There are many different array types in (later standards of) Fortran, lots dynamic in various ways. Historically, fortran-src and fortran-vars didn't handle many dynamic array types, and weren't able to represent them in types used during code analysis.

-- fortran-src: ad-hoc type used to annotate certain AST nodes
data ConstructType =
-- ...
  | CTArray [(Maybe Int, Maybe Int)] -- unsure how we represent dynamic/static

-- fortran-vars: Fortran type enumeration, especially for F77e
data SemType =
-- ...
  | TArray SemType (Maybe Dimensions) -- `Nothing` used for all non-constants dynamic

-- constant explicit-shape Fortran array dimensions. each dimension is (lower bound, upper bound)
type Dimensions = [(Int, Int)]

On @RaoulHC 's recommendation, we amended the Dimensions type to allow representing more array types (setting aside whether or not we do any analysis on them). Now we have

https://github.com/camfort/fortran-src/blob/4a890faa610c92a3e483c1cb32568de15a43fef6/src/Language/Fortran/Common/Array.hs#L52-L63

which lets us be more accurate, and provides good flexibility. But we still can't represent dynamic arrays which have their size set at call time. From a fortran-vars test (symbol_table/dynamic_variables.f):

      subroutine f6(arr, n, m)
        integer n, m
        character*(n) arr(m)
      end

This is an explicit-shape array, but not "static" / size not known at compile time. (The test asserts that it parses and finds a type of TArray SomeDynamicChar Nothing.) To represent that the dynamic size, we must represent dimension bound expressions in whatever Dimensions type we use. The F2018 standard names these specification-expr, which are defined as restricted scalar integer expressions.

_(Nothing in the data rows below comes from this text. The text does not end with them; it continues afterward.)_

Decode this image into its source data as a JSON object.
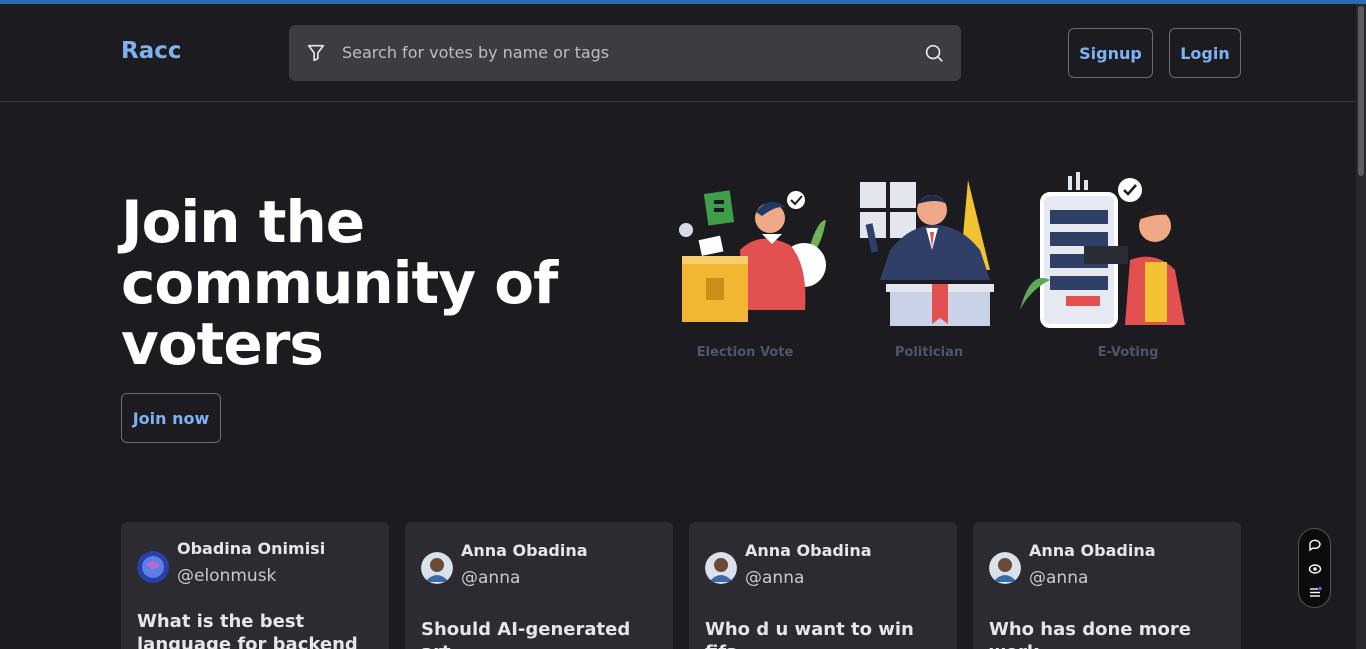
{
  "header": {
    "logo": "Racc",
    "search_placeholder": "Search for votes by name or tags",
    "signup_label": "Signup",
    "login_label": "Login"
  },
  "hero": {
    "title": "Join the community of voters",
    "join_label": "Join now",
    "illustrations": [
      {
        "caption": "Election Vote",
        "icon": "ballot-box-illustration"
      },
      {
        "caption": "Politician",
        "icon": "podium-speaker-illustration"
      },
      {
        "caption": "E-Voting",
        "icon": "phone-voting-illustration"
      }
    ]
  },
  "polls": [
    {
      "name": "Obadina Onimisi",
      "handle": "@elonmusk",
      "question": "What is the best language for backend"
    },
    {
      "name": "Anna Obadina",
      "handle": "@anna",
      "question": "Should AI-generated art"
    },
    {
      "name": "Anna Obadina",
      "handle": "@anna",
      "question": "Who d u want to win fifa"
    },
    {
      "name": "Anna Obadina",
      "handle": "@anna",
      "question": "Who has done more work"
    }
  ],
  "colors": {
    "background": "#1c1b20",
    "accent": "#7fb2f0",
    "card": "#2c2b31"
  }
}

Dims t a lets us conveniently swap out the dimension bound type, so we can retain simplicity where we only want to support "static" arrays by traverseing with something like a -> Maybe Int. We have a constant expression evaluator which is well suited to handling any Expr-like with little work. The question becomes, how should we represent specification expressions?

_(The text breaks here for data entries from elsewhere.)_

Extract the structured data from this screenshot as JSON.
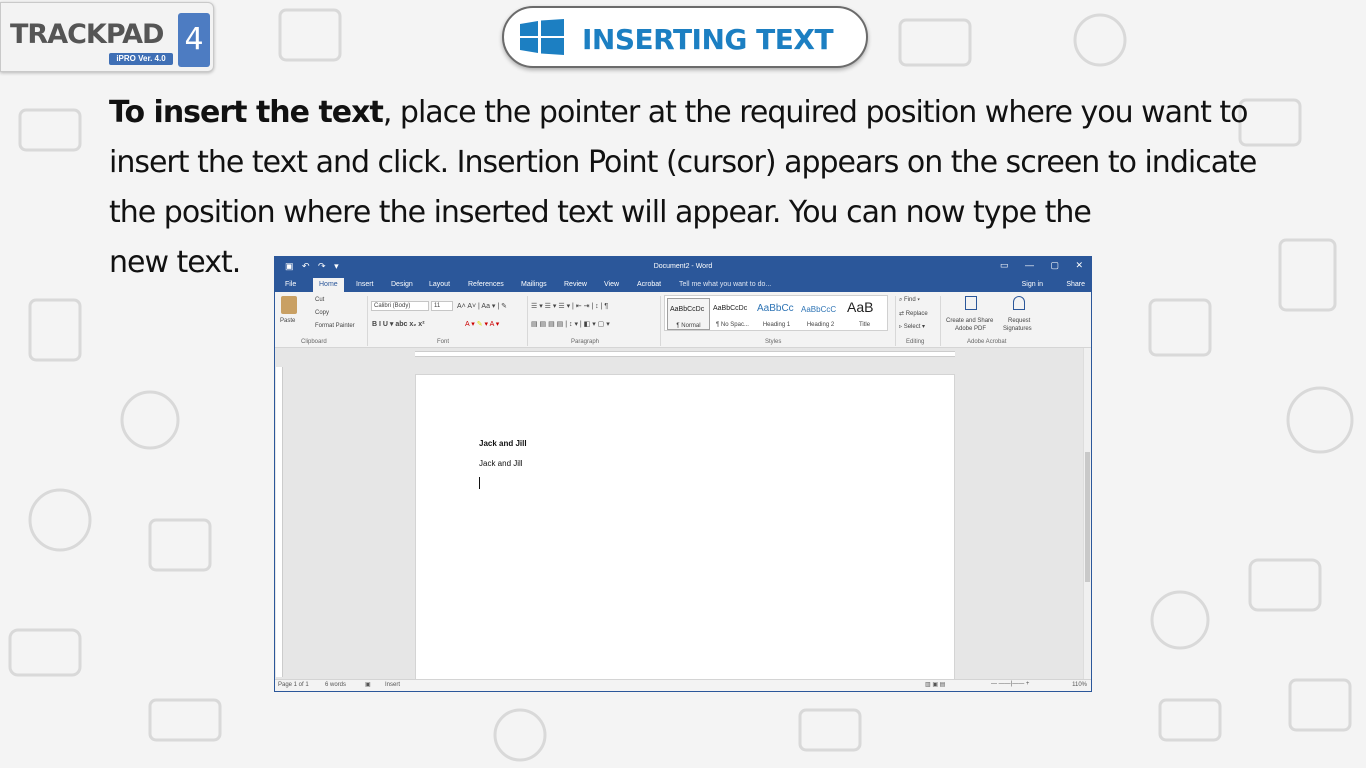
{
  "logo": {
    "brand": "TRACKPAD",
    "version": "iPRO Ver. 4.0",
    "number": "4"
  },
  "header": {
    "title": "INSERTING TEXT"
  },
  "instruction": {
    "bold": "To insert the text",
    "rest": ", place the pointer at the required position where you want to insert the text and click. Insertion Point (cursor) appears on the screen to indicate the position where the inserted text will appear. You can now type the",
    "last": "new text."
  },
  "word": {
    "document_title": "Document2 - Word",
    "tabs": [
      "File",
      "Home",
      "Insert",
      "Design",
      "Layout",
      "References",
      "Mailings",
      "Review",
      "View",
      "Acrobat"
    ],
    "tell_me": "Tell me what you want to do...",
    "sign_in": "Sign in",
    "share": "Share",
    "clipboard": {
      "paste": "Paste",
      "cut": "Cut",
      "copy": "Copy",
      "format_painter": "Format Painter",
      "label": "Clipboard"
    },
    "font": {
      "name": "Calibri (Body)",
      "size": "11",
      "label": "Font"
    },
    "paragraph_label": "Paragraph",
    "styles": {
      "label": "Styles",
      "items": [
        {
          "sample": "AaBbCcDc",
          "name": "¶ Normal"
        },
        {
          "sample": "AaBbCcDc",
          "name": "¶ No Spac..."
        },
        {
          "sample": "AaBbCc",
          "name": "Heading 1"
        },
        {
          "sample": "AaBbCcC",
          "name": "Heading 2"
        },
        {
          "sample": "AaB",
          "name": "Title"
        }
      ]
    },
    "editing": {
      "find": "Find",
      "replace": "Replace",
      "select": "Select",
      "label": "Editing"
    },
    "acrobat": {
      "create1": "Create and Share",
      "create2": "Adobe PDF",
      "request1": "Request",
      "request2": "Signatures",
      "label": "Adobe Acrobat"
    },
    "document": {
      "line1": "Jack and Jill",
      "line2": "Jack and Jill"
    },
    "status": {
      "page": "Page 1 of 1",
      "words": "6 words",
      "mode": "Insert",
      "zoom": "110%"
    },
    "colors": {
      "accent": "#2b579a"
    }
  }
}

• We could use an Expr for a... but I wouldn't, because they have plenty of cases inappropriate for a specification expression.
• We could define a SpecExpr, which is like Expr but limited. This may require further custom types e.g. for Values. Ideally, we would parse directly such a SpecExpr, but parser complexity has me thinking to go Expr -> Maybe SpecExpr only when needed -- inefficient, but keeps things simple.

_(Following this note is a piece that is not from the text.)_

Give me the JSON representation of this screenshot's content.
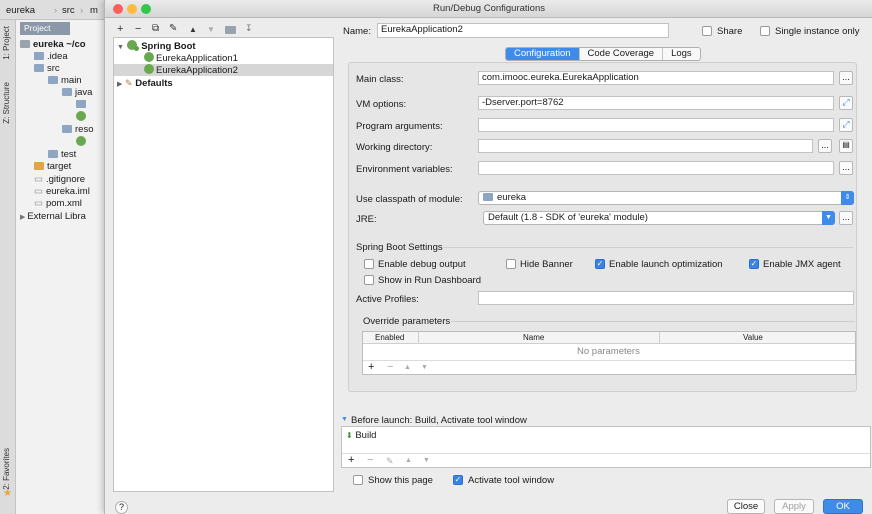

Provided we stick with Dims t a, downstream users have a lot of choice for exact representation, e.g. Maybe a where Nothing is a dynamic bound (a more accurate version of the fortran-vars approach) or Maybe (Dims t a) which corresponds almost directly to the fortran-vars approach. It would deserve some usage notes!

[raehik]

Related issues & PRs: https://github.com/camfort/fortran-src/issues/254 , https://github.com/camfort/fortran-src/pull/261 , https://github.com/camfort/fortran-src/pull/244

[raehik]

Having put some thought into this, I think it's less complex than I originally suggested. We shove the Maybe (Expression a) dimension bounds from the Selector AST type into Dims t a above, like Dims t (Expression ()) (handling the Nothing case with the default lower bound of 1). We provide an evalConstExpr :: MonadEval m => Expression a -> m FValue to allow obtaining a Dims t FValue, provided one is able to attempt to evaluate expressions in their current context. Language.Fortran.Repr provides the relevant functionality.

I can't see how to define a SpecExpr effectively. It might be nice to have a restricted Expression and Value type, but it doesn't give us enough at all for the tedious boilerplate.

[raehik]

Closed by #261 ! fortran-src now exposes a documented module full of general-use types and utilities for handling array dimensions.